With no cap, you get something like fullwave rectification. With it, the FET switching is messed up, allowing the cap to discharge back into the line-in.

Even when it's working, it still has forward drop. First, the FETs won't be conducting near the zero-cross points, as neither the body diode nor the Vgs voltages are met. Note also that the no-cap the peak rectified voltage is less than the input by two body diode drops. This is because during that low voltage time, the Vgs threshold isn't met so the enhancement path is off, so only the forward-biased body diodes (two of them) are conducting. Result? It has forward drop!

In short, it's a pointless circuit by itself. Doesn't work with a real load, and doesn't solve the forward drop.

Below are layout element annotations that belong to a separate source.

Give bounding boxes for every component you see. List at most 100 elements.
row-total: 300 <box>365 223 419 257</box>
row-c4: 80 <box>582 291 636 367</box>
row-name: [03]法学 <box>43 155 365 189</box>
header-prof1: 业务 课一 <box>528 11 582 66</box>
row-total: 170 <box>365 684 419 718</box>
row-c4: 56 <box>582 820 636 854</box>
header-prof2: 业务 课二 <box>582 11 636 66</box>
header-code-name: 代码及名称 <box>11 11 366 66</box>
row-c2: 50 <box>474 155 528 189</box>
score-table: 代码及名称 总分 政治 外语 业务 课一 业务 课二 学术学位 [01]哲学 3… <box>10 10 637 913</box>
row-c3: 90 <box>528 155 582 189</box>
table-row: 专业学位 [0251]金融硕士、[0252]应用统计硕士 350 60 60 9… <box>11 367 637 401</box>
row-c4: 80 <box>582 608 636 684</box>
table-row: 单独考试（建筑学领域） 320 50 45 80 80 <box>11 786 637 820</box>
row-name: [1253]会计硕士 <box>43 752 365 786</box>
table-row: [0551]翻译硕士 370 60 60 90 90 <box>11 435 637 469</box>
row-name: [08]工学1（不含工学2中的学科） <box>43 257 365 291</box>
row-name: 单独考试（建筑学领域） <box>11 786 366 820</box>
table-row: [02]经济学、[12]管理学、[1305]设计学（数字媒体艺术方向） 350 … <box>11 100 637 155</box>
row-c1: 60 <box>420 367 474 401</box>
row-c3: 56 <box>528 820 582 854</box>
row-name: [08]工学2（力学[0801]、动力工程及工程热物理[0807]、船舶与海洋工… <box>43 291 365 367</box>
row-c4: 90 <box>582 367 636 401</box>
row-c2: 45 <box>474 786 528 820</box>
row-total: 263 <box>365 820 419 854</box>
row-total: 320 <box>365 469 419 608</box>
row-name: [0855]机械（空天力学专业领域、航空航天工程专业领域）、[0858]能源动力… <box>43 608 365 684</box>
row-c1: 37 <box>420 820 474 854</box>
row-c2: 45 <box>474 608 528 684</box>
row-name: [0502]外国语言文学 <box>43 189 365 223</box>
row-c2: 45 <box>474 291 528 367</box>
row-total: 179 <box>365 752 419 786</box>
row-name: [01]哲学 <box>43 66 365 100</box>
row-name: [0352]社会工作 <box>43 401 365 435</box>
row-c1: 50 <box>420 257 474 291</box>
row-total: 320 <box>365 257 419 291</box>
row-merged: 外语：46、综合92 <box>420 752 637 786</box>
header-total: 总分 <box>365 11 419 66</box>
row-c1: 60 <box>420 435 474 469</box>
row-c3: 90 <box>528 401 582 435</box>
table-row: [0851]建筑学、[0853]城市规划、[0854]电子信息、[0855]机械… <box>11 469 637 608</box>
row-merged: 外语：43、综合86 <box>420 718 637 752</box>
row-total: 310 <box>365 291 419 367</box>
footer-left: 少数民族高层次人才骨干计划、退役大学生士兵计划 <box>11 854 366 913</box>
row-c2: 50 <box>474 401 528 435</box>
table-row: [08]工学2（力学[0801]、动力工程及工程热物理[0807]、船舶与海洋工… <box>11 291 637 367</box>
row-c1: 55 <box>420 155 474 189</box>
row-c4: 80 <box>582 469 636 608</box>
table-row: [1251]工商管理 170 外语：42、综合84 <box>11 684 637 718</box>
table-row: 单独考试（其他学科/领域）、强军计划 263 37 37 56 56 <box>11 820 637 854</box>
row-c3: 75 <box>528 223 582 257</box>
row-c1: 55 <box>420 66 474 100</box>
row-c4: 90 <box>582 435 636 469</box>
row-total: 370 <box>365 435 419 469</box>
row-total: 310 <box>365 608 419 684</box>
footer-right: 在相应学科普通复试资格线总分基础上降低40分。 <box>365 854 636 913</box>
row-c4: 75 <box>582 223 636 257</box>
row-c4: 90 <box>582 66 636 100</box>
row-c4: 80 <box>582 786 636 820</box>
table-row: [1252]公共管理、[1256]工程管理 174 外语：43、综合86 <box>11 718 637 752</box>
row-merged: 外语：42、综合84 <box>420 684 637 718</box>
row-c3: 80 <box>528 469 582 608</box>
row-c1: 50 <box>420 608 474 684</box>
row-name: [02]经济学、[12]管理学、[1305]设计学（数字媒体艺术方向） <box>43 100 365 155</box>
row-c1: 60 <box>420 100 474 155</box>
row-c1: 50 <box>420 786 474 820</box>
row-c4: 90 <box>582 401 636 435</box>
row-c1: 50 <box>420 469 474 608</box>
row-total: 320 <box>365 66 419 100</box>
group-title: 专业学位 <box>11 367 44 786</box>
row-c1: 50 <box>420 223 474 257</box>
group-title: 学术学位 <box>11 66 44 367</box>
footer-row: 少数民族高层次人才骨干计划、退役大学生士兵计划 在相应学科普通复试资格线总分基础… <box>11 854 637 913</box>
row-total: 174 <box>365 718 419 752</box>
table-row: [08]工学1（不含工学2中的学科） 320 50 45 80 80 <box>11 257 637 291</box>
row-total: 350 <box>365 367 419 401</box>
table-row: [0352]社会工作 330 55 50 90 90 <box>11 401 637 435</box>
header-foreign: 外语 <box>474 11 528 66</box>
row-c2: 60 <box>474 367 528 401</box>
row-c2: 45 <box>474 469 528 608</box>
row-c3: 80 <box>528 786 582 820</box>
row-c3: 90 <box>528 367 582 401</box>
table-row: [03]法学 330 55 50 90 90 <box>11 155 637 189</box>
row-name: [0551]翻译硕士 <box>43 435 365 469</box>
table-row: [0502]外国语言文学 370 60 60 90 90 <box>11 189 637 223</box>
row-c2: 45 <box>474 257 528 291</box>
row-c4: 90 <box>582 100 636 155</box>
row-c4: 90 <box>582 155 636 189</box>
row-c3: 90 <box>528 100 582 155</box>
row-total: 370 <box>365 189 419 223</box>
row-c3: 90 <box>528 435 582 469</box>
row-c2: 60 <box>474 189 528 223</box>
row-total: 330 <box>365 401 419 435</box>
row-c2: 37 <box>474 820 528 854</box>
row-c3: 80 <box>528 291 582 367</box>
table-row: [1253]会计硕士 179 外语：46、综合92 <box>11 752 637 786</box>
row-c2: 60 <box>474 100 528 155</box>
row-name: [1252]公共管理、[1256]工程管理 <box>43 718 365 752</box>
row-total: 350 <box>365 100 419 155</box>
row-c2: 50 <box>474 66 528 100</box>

How to make it work then? Use active control of the FETs to make ideal diodes. The FET based ideal diode lets the body diode behave like diode, and turns the FET on when Vs > Vd (for n-FET), using that FET party trick of conducting in either direction. A comparator monitors Vgs, and turns on the gate for the 'reverse' (drain-to-source) direction, shorting out the body diode and eliminating that pesky forward drop. Voila! Ideal diode.

For a bridge, as it so happens we need just two comparators to monitor Vds of the high-side FETs (simulate it here):

enter image description here

I've left out some details, like powering the comparators and getting them to swing high enough (via bootstrap?) to turn the high-side FETs fully like the commercial bridge ICs do (e.g., LT4320.) But this illustrates the principle. (The low-side FETs actually only need logic-level drive, but will have the same polarity as the high-side drive. This is the case for the LT4320.)